In the picture of covalent bonds, an electron moves by hopping to a neighboring bond. Because of the Pauli exclusion principle it has to be lifted into the higher anti-bonding state of that bond. In the picture of delocalized states, for example in one dimension that is in a wire, for every energy there is a state with electrons flowing in one direction and one state for the electrons flowing in the other. For a net current to flow some more states for one direction than for the other direction have to be occupied and for this energy is needed. For a metal this can be a very small energy in the semiconductor the next higher states lie above the band gap. Often this is stated as: full bands do not contribute to the electrical conductivity. However, as the temperature of a semiconductor rises above absolute zero, there is more energy in the semiconductor to spend on lattice vibration and — more importantly for us — on lifting some electrons into an energy states of the conduction band. The current-carrying electrons in the conduction band are known as "free electrons", although they are often simply called "electrons" if context allows this usage to be clear.Electrons excited to the conduction band also leave behind electron holes, or unoccupied states in the valence band. Both the conduction band electrons and the valence band holes contribute to electrical conductivity. The holes themselves don't actually move, but a neighboring electron can move to fill the hole, leaving a hole at the place it has just come from, and in this way the holes appear to move, and the holes behave as if they were actual positively charged particles.
One covalent bond between neighboring atoms in the solid is ten times stronger than the binding of the single electron to the atom, so freeing the electron does not imply destruction of the crystal structure.
Holes: electron absence as a charge carrier:-
The motion of holes, which was introduced for semiconductors, can also be applied to metals, where the Fermi level lies within the conduction band. With most metals the Hall effect reveals electrons to be the charge carriers, but some metals have a mostly filled conduction band, and the Hall effect reveals positive charge carriers, which are not the ion-cores, but holes. Contrast this to some conductors like solutions of salts, or plasma.
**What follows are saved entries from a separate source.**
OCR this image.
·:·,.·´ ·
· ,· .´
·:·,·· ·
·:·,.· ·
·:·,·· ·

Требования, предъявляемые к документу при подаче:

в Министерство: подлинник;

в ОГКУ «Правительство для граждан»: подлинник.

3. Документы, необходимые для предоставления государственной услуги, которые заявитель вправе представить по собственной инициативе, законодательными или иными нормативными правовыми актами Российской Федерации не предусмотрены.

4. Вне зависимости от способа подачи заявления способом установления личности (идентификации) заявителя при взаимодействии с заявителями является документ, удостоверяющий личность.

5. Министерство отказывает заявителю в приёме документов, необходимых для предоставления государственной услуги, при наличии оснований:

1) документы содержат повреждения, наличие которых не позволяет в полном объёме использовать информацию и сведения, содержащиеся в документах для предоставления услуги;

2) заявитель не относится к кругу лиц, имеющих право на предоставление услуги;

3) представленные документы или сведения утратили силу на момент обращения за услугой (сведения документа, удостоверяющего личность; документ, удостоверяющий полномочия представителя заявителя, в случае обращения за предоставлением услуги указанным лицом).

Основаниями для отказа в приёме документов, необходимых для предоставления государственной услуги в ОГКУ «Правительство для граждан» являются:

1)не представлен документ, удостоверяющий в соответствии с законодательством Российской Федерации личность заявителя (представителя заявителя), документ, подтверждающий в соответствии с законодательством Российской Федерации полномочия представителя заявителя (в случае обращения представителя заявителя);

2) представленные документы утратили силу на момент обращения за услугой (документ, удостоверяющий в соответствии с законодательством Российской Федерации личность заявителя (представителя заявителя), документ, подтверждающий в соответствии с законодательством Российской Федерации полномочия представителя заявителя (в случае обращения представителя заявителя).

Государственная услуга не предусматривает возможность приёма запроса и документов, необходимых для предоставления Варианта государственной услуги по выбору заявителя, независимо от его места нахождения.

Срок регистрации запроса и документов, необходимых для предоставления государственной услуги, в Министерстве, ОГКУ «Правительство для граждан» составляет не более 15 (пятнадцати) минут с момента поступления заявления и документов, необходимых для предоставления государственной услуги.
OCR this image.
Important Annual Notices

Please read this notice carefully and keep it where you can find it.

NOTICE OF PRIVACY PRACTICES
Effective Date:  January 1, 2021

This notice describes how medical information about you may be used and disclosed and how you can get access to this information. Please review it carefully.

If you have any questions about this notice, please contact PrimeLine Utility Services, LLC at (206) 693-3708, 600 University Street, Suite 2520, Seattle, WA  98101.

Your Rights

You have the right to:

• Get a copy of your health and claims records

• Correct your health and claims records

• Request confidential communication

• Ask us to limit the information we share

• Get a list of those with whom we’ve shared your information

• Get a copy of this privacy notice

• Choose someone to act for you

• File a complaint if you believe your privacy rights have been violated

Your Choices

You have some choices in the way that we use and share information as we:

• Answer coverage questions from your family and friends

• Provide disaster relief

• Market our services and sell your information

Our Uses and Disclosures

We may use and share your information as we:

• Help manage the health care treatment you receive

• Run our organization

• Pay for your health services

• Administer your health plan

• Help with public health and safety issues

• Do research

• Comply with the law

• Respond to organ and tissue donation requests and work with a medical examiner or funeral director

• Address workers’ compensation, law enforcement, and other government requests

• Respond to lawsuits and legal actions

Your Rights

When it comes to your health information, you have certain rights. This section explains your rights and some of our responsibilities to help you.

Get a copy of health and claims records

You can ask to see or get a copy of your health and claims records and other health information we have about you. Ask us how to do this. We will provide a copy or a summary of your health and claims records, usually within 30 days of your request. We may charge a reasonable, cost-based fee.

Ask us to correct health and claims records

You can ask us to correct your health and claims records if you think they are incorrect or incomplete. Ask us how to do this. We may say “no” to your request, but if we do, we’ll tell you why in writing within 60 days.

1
In the case of a metal, only a small amount of energy is needed for the electrons to find other unoccupied states to move into, and hence for current to flow. Sometimes even in this case it may be said that a hole was left behind, to explain why the electron does not fall back to lower energies: It cannot find a hole. In the end in both materials electron-phonon scattering and defects are the dominant causes for resistance.The energy distribution of the electrons determines which of the states are filled and which are empty. This distribution is described by Fermi-Dirac statistics. The distribution is characterized by the temperature of the electrons, and the Fermi energy or Fermi level. Under absolute zero conditions the Fermi energy can be thought of as the energy up to which available electron states are occupied. At higher temperatures, the Fermi energy is the energy at which the probability of a state being occupied has fallen to 0.5.The dependence of the electron energy distribution on temperature also explains why the conductivity of a semiconductor has a strong temperature dependency, as a semiconductor operating at lower temperatures will have fewer available free electrons and holes able to do the work.